T 10.50.170.157:45266 -> 10.50.0.43:8500 [AP]
  PUT /v1/agent/check/register HTTP/1.0..Host: Consul_consul-nuc:8500..Connection: close..Content-Length: 223..User-Agent: Go-http-client/1.1..Content-Type: application/json..
  Accept-Encoding: gzip....{"ID":"_nomad-check-7c42ba6153e529e5208d4eba9f0a6b4f05feaf9d","Name":"alive","ServiceID":"_nomad-task-4559d1b8-a714-85f6-c898-a34f79f6ddb1-tvheadend
  -tvheadend-ui","Interval":"10s","Timeout":"2s","TCP":"192.168.1.100:9981"}.                                                                                                  
##
T 10.50.0.43:8500 -> 10.50.170.157:45266 [AP]
  HTTP/1.0 200 OK..Vary: Accept-Encoding..X-Consul-Default-Acl-Policy: allow..Date: Fri, 05 Nov 2021 17:22:15 GMT..Content-Length: 0.... 

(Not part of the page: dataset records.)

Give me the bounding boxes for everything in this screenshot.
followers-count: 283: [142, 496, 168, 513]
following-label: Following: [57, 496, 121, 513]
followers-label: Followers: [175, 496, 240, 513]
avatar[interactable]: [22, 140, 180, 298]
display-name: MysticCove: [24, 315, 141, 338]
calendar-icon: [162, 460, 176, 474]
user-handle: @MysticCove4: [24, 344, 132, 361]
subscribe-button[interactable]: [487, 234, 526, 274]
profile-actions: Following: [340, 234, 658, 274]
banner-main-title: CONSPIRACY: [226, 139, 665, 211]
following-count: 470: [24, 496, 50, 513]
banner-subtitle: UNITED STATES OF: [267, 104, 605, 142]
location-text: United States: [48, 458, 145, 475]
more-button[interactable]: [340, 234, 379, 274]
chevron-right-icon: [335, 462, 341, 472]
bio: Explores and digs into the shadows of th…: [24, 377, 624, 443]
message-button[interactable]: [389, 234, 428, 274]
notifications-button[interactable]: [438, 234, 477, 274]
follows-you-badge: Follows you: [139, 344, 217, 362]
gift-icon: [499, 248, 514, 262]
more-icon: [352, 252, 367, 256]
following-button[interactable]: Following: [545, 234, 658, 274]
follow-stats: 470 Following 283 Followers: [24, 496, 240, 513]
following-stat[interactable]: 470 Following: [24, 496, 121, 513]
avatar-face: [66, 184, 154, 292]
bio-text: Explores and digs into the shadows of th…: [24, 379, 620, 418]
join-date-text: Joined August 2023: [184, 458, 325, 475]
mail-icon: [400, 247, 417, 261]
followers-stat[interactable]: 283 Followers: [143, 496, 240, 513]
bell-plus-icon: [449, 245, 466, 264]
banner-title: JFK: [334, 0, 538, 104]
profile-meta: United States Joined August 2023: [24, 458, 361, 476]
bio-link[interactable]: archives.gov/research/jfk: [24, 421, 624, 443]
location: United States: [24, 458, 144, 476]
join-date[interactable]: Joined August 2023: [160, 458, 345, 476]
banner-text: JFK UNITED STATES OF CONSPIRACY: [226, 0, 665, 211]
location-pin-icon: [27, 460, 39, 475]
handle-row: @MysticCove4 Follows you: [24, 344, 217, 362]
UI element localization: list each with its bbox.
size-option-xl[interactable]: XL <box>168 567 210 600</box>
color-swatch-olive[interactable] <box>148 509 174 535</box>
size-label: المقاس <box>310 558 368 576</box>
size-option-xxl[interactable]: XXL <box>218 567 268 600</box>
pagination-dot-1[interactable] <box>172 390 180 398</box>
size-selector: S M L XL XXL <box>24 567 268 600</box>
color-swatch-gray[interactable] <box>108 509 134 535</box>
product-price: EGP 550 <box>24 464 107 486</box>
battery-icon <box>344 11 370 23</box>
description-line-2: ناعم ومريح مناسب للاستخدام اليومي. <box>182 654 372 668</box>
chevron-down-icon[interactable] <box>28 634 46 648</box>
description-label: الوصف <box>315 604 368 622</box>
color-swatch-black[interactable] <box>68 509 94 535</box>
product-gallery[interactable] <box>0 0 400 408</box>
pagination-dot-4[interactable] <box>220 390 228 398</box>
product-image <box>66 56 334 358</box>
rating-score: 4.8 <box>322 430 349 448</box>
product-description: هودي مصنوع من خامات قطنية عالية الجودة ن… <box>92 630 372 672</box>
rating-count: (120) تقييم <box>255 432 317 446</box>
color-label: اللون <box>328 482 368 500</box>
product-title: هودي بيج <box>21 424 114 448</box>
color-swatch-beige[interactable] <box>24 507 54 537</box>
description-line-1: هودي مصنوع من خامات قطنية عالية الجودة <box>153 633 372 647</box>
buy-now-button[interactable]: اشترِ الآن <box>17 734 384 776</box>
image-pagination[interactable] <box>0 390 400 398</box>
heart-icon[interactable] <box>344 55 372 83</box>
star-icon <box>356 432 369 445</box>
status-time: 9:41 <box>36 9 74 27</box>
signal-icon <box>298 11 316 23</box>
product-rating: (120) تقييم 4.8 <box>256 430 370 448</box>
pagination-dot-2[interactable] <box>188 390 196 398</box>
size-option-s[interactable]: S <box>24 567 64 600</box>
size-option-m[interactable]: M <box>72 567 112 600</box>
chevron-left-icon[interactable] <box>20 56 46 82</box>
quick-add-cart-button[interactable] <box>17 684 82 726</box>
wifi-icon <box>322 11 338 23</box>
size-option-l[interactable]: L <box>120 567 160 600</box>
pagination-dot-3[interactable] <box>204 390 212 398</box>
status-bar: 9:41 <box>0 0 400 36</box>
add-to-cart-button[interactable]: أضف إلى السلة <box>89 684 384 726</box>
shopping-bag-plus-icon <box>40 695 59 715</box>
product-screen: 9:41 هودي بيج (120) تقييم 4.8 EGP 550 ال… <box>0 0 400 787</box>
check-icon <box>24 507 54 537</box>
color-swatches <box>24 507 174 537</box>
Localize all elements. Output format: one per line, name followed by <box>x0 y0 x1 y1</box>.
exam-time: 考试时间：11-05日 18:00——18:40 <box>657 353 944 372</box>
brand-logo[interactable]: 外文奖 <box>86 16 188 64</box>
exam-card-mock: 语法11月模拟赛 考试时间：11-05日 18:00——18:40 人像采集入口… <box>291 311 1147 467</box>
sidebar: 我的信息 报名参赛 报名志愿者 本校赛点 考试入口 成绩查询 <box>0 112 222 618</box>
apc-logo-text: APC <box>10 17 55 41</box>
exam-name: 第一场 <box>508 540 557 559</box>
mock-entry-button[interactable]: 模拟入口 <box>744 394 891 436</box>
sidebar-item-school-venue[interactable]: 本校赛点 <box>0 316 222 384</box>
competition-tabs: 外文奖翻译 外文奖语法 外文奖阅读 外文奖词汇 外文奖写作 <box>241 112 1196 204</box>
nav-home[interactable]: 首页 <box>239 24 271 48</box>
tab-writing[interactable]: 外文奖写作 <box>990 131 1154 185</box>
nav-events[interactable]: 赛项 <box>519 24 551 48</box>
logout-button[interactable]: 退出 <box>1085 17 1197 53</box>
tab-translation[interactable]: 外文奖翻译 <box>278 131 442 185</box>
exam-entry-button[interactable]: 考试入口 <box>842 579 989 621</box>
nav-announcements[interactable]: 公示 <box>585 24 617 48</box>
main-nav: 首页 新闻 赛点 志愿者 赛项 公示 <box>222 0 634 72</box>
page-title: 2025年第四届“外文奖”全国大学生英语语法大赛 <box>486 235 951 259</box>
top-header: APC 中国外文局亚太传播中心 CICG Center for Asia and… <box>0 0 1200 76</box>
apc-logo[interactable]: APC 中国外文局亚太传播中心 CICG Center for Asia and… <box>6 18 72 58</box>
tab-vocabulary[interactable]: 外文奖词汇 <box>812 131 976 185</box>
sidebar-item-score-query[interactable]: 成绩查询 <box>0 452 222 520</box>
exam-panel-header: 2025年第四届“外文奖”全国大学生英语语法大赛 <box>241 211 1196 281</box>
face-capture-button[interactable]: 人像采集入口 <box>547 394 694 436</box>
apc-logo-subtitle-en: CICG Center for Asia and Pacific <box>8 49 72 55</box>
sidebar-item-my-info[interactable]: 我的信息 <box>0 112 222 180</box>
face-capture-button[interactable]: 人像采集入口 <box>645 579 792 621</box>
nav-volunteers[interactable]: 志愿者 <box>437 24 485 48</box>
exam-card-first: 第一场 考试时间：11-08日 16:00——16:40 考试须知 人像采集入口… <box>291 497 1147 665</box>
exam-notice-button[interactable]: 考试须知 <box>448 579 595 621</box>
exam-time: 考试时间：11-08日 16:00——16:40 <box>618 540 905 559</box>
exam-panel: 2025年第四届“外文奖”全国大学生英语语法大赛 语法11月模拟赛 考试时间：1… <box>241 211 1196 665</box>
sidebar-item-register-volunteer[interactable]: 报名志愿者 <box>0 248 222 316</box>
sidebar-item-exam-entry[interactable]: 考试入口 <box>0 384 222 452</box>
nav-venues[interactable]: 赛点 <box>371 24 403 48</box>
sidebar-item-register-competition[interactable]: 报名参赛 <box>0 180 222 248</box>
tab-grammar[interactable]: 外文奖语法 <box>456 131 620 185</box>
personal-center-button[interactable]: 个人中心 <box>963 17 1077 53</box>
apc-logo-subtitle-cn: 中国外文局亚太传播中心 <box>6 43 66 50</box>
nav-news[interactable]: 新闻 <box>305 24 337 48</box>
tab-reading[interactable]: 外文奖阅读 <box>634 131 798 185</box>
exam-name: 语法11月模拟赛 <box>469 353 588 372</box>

It seems to me that Nomad first register the service without a check, and next register only the check for that service. It is that required? Here the json registration of the service

{
   "ID":"_nomad-task-ea3b12cc-2dd7-8376-22c3-7139a3b1803d-zoneminder-zoneminder-http-http",
   "Name":"zoneminder-http",
   "Tags":[
      "server",
      "traefik.enable=true",
      "traefik.constraint-label=traefik-public",
      "traefik.http.middlewares.https-redirect.redirectscheme.scheme=https",
      "traefik.http.middlewares.https-redirect.redirectscheme.permanent=true",
      "traefik.http.routers.zoneminder-http.rule=Host(`zoneminder.****`)",
      "traefik.http.routers.zoneminder-http.entrypoints=http",
      "traefik.http.routers.zoneminder-http.middlewares=https-redirect",
      "traefik.http.routers.zoneminder-https.rule=Host(`zoneminder.****`)",
      "traefik.http.routers.zoneminder-https.entrypoints=https",
      "traefik.http.routers.zoneminder-https.tls=true",
      "traefik.http.routers.zoneminder-https.tls.certresolver=le",
      "traefik.http.services.zoneminder.loadbalancer.server.port=80"
   ],
   "Port":80,
   "Address":"10.32.3.200",
   "Meta":{
      "external-source":"nomad"
   },
   "Check":null,
   "Checks":null
}

and the check

{
   "ID":"_nomad-check-7c42ba6153e529e5208d4eba9f0a6b4f05feaf9d",
   "Name":"alive",
   "ServiceID":"_nomad-task-4559d1b8-a714-85f6-c898-a34f79f6ddb1-tvheadend-tvheadend-ui",
   "Interval":"10s",
   "Timeout":"2s",
   "TCP":"192.168.1.100:9981"
}
lettore commented 2 years ago

Today I made more tests and I found that registering the service with Curl with the same JSON data the check is correctly executed at the specified timing. Registrator uses the Go library to register the service PUT /v1/agent/service/register HTTP/1.0..Host: Consul_consul-nuc:8500..Connection: close..Content-Length: 629..User-Agent: Go-http-client/1.1..Accept-Encoding: gzip.... Instead curl PUT /v1/agent/service/register HTTP/1.0..Host: Consul_consul-nuc:8500..Connection: close..Content-Length: 246..User-Agent: curl/7.68.0..Accept: */*..Content-Type: application/x-www-form-urlencoded.... Anyway retrieving the check list under /agent/checks still list the Interval as empty.